Learning About a Hometown Hero

by McKenzie Mathewson and Shannon Kievit

MICHAEL JONAS PYNNONEN is honored on Panel 12W, Row 58 of the Vietnam Veterans Memorial.

 

The National Call for Photos—Put A Face With A Name—Our “Hometown Hero.” Our history teacher thought it would be a great project for us to research the person from our town whose name is on the Vietnam Veterans Memorial. She thought it could be tied into our annual Veterans Day commemoration. As she described the project, we were intrigued. It sounded like an easy report.

We had no idea the impact Michael Jonas Pynnonen would have on our lives.

Who was this young man who died over 40 years ago? Research began with the last years of Mike’s life. His high school yearbook gave us pictures. Our teacher knew his cousin and his sister. They, in turn, gave us the names of Mike’s high school buddies, who shared stories of Mike’s life as he grew up in Lewiston, Michigan. They shared stories about his days as a football and basketball star. The girls remembered that Mike was so handsome.
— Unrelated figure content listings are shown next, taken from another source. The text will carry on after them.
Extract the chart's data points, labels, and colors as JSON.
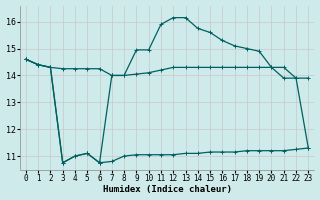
{
  "xlabel": "Humidex (Indice chaleur)",
  "background_color": "#ceeaea",
  "grid_color": "#b8d8d8",
  "line_color": "#006060",
  "xlim": [
    -0.5,
    23.5
  ],
  "ylim": [
    10.5,
    16.6
  ],
  "yticks": [
    11,
    12,
    13,
    14,
    15,
    16
  ],
  "xticks": [
    0,
    1,
    2,
    3,
    4,
    5,
    6,
    7,
    8,
    9,
    10,
    11,
    12,
    13,
    14,
    15,
    16,
    17,
    18,
    19,
    20,
    21,
    22,
    23
  ],
  "series1_x": [
    0,
    1,
    2,
    3,
    4,
    5,
    6,
    7,
    8,
    9,
    10,
    11,
    12,
    13,
    14,
    15,
    16,
    17,
    18,
    19,
    20,
    21,
    22,
    23
  ],
  "series1_y": [
    14.6,
    14.4,
    14.3,
    14.25,
    14.25,
    14.25,
    14.25,
    14.0,
    14.0,
    14.05,
    14.1,
    14.2,
    14.3,
    14.3,
    14.3,
    14.3,
    14.3,
    14.3,
    14.3,
    14.3,
    14.3,
    14.3,
    13.9,
    13.9
  ],
  "series2_x": [
    0,
    1,
    2,
    3,
    4,
    5,
    6,
    7,
    8,
    9,
    10,
    11,
    12,
    13,
    14,
    15,
    16,
    17,
    18,
    19,
    20,
    21,
    22,
    23
  ],
  "series2_y": [
    14.6,
    14.4,
    14.3,
    10.75,
    11.0,
    11.1,
    10.75,
    10.8,
    11.0,
    11.05,
    11.05,
    11.05,
    11.05,
    11.1,
    11.1,
    11.15,
    11.15,
    11.15,
    11.2,
    11.2,
    11.2,
    11.2,
    11.25,
    11.3
  ],
  "series3_x": [
    0,
    1,
    2,
    3,
    4,
    5,
    6,
    7,
    8,
    9,
    10,
    11,
    12,
    13,
    14,
    15,
    16,
    17,
    18,
    19,
    20,
    21,
    22,
    23
  ],
  "series3_y": [
    14.6,
    14.4,
    14.3,
    10.75,
    11.0,
    11.1,
    10.75,
    14.0,
    14.0,
    14.95,
    14.95,
    15.9,
    16.15,
    16.15,
    15.75,
    15.6,
    15.3,
    15.1,
    15.0,
    14.9,
    14.3,
    13.9,
    13.9,
    11.3
  ],
  "markersize": 3.0,
  "linewidth": 0.9
}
Talking with his sister was an extremely moving experience for us. We found out that his death was incredibly hard on her, and even to this day, she hasn’t been able to make a visit to The Wall. Something that happened decades ago still affects her greatly.

We discovered something neither of us had expected: The names on The Wall had faces. The faces became real people for us. The emotional impact of this research was overwhelming. 

When we began the project, our hometown hero was someone unknown to us, but we came to feel sadness for such a loss, compassion for his family and friends, and gratitude for his service to our country. 

A trip to Washington, D.C., gave us the opportunity to visit The Wall. There was Mike’s name. We were moved to tears. Seeing all of those names was a heart-wrenching experience.

All of those people’s names made us think about what they sacrificed. They all had hopes, dreams and families. So many of their own personal hopes and dreams never came true. 

As for their families, they were crushed when the news came about the death of their loved ones. We can only imagine the pain caused by losing someone so tragically. It was awful to think of all the wives who would never see their husbands again; children growing up without fathers; and the mothers and fathers who lost their children. Sitting there at The Wall made us think about all the emotions attached to that wall of names. The thought of putting a face with every name seemed very appropriate. 

In the past, we had not always had an interest in history. Then, we realized that the stories of the people whose names are on The Wall are our history. It struck us that history really is important. Now, it is not just a book that spits facts at us; history is alive. Today, we are honored to be learning about the things that happened in the past.

Without that emotional experience of learning about Michael Pynnonen and seeing all of those names on The Wall, we wouldn’t have been able to connect with history as we do today. Through this whole experience, we have learned many values and the importance of our country. 

By speaking with groups in our community, we hope we have inspired others to find out how they can help build the Education Center at The Wall. More importantly, we hope that other students will honor their hometown heroes by researching their lives. It will make history come alive for them, too. 

By working on this project, we have developed a new appreciation for our country, realizing the price of freedom.

Our hearts have been touched. Our minds have been opened to the past. 

 

MCKENZIE MATHEWSON and SHANNON KIEVIT are eighth graders at Lewiston Middle School in Lewiston, Michigan. They researched Michael Jonas Pynnonen for a school project and presented his photograph at the launch of VVMF’s National Call for Photos in September 2009. Mathewson and Kievit traveled to Washington, D.C. for the event, spoke about their hometown hero and were interviewed by members of the media about their research.